Conclusions The data collected for the F2 generation included a wide range of outcomes. The null hypothesis for cross A for both the block and class data could be accepted as its values of .25 (block 1 data) and .37 (class total data) as they fell below the maximum of 5.99 for 2 degrees of freedom. On the other hand the null hypotheses for crosses B and C were invalid. Cross B’s values fell at 282.6 (block 1 data) and 157.8 (class total data) which are both well above he critical value of 7.82. Cross C’s data fella at 30.84 (block 1 data) and 60.54 (class total data) which are closer than the numbers from cross B but still much above 7.82. These results point to errors in the procedure of the lab. Hundreds of errors could have occurred such as counting errors, discrepancies in techniques and human error. One absolute error that block 1 ran into was being supplied the wrong flies from cross B. As stated, the numbers for this cross were much higher than all other crosses. Shown in the data table (see page 7) are the result for this cross which included no vestigial winged flies. The flies for this cross were supposed to be carries for the recessive trait of vestigial wings but after the cross it became apparent that this was not the case, and that we had been supplied the wrong flies.

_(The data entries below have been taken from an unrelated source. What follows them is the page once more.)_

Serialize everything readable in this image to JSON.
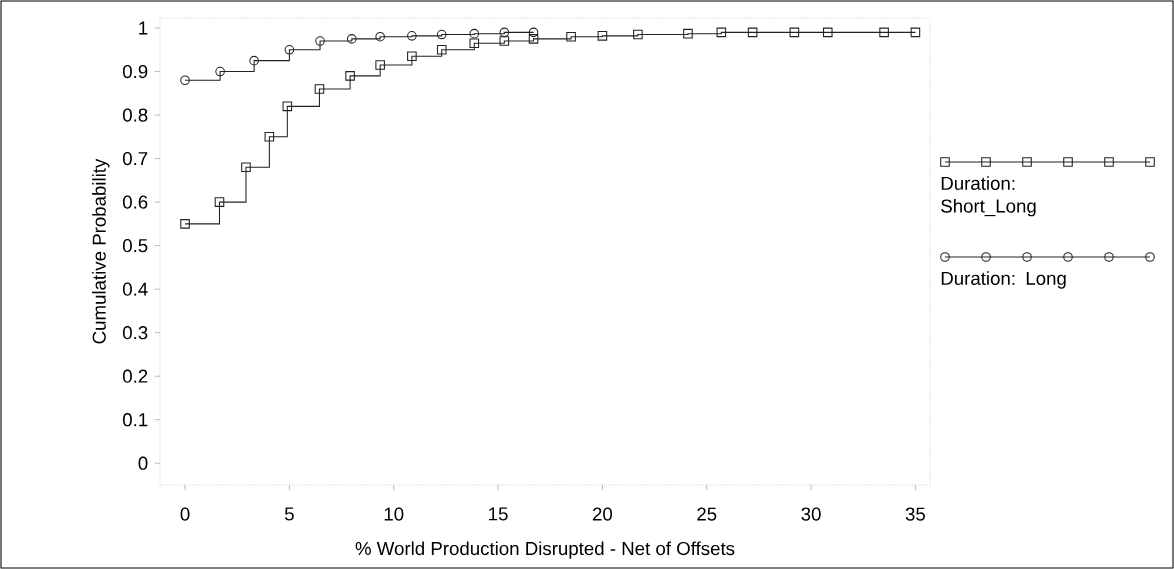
{
  "chart_data": {
    "type": "step",
    "xlabel": "% World Production Disrupted - Net of Offsets",
    "ylabel": "Cumulative Probability",
    "xlim": [
      -1.2,
      35.7
    ],
    "ylim": [
      -0.05,
      1.023
    ],
    "xticks": [
      0,
      5,
      10,
      15,
      20,
      25,
      30,
      35
    ],
    "yticks": [
      0,
      0.1,
      0.2,
      0.3,
      0.4,
      0.5,
      0.6,
      0.7,
      0.8,
      0.9,
      1
    ],
    "grid": false,
    "legend": "right",
    "series": [
      {
        "name": "Duration: Short_Long",
        "color": "#222222",
        "marker": "square",
        "x": [
          0,
          1.65,
          2.92,
          4.04,
          4.9,
          6.44,
          7.91,
          9.35,
          10.87,
          12.3,
          13.86,
          15.3,
          16.7,
          18.5,
          20.0,
          21.7,
          24.1,
          25.7,
          27.2,
          29.2,
          30.8,
          33.5,
          35
        ],
        "values": [
          0.55,
          0.6,
          0.68,
          0.75,
          0.82,
          0.86,
          0.89,
          0.915,
          0.935,
          0.95,
          0.965,
          0.97,
          0.975,
          0.98,
          0.982,
          0.985,
          0.987,
          0.99,
          0.99,
          0.99,
          0.99,
          0.99,
          0.99
        ]
      },
      {
        "name": "Duration: Long",
        "color": "#222222",
        "marker": "circle",
        "x": [
          0,
          1.68,
          3.31,
          5.0,
          6.47,
          7.99,
          9.35,
          10.87,
          12.3,
          13.86,
          15.3,
          16.7
        ],
        "values": [
          0.88,
          0.9,
          0.925,
          0.95,
          0.97,
          0.975,
          0.98,
          0.982,
          0.985,
          0.987,
          0.99,
          0.99
        ]
      }
    ]
  }
}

Aside from being supplied the wrong flies, more caution and close inspection during the counting of the flies could have helped the results of the lab be more accurate. Counting hundreds of flies can become confusing and there is a great possibility in error of counting whether it be misidentifying the sex of a fly or re-counting some. Having fewer flies per petri dish could help to eliminate some confusion along with a well-organized labeling system to prevent counting the same dish twice. While the data did not fully support our hypothesis, it did support cross A in that it should have a 1:2:1 ratio and a chi square value less than 5.99, which it did. Overall the experiment was a success in that we determined which traits were determined by which modes of inheritance.
Works Cited
"Drosophila Melanogaster." Wikipedia. Wikimedia Foundation, n.d. Web. 01 Feb. 2015.
"The Fruit Fly and Genetics." The Fruit Fly and Genetics. N.p., n.d. Web. 02 Feb. 2015.
“Lab Seven: Genetics of Organisms” Biology Lab Manual College Entrance Examination Board, 2001. Princeton NJ
Scudelari, Megan. "Perfect Balance." hhmi bulletin 28.1 (2015): 20-23. Print.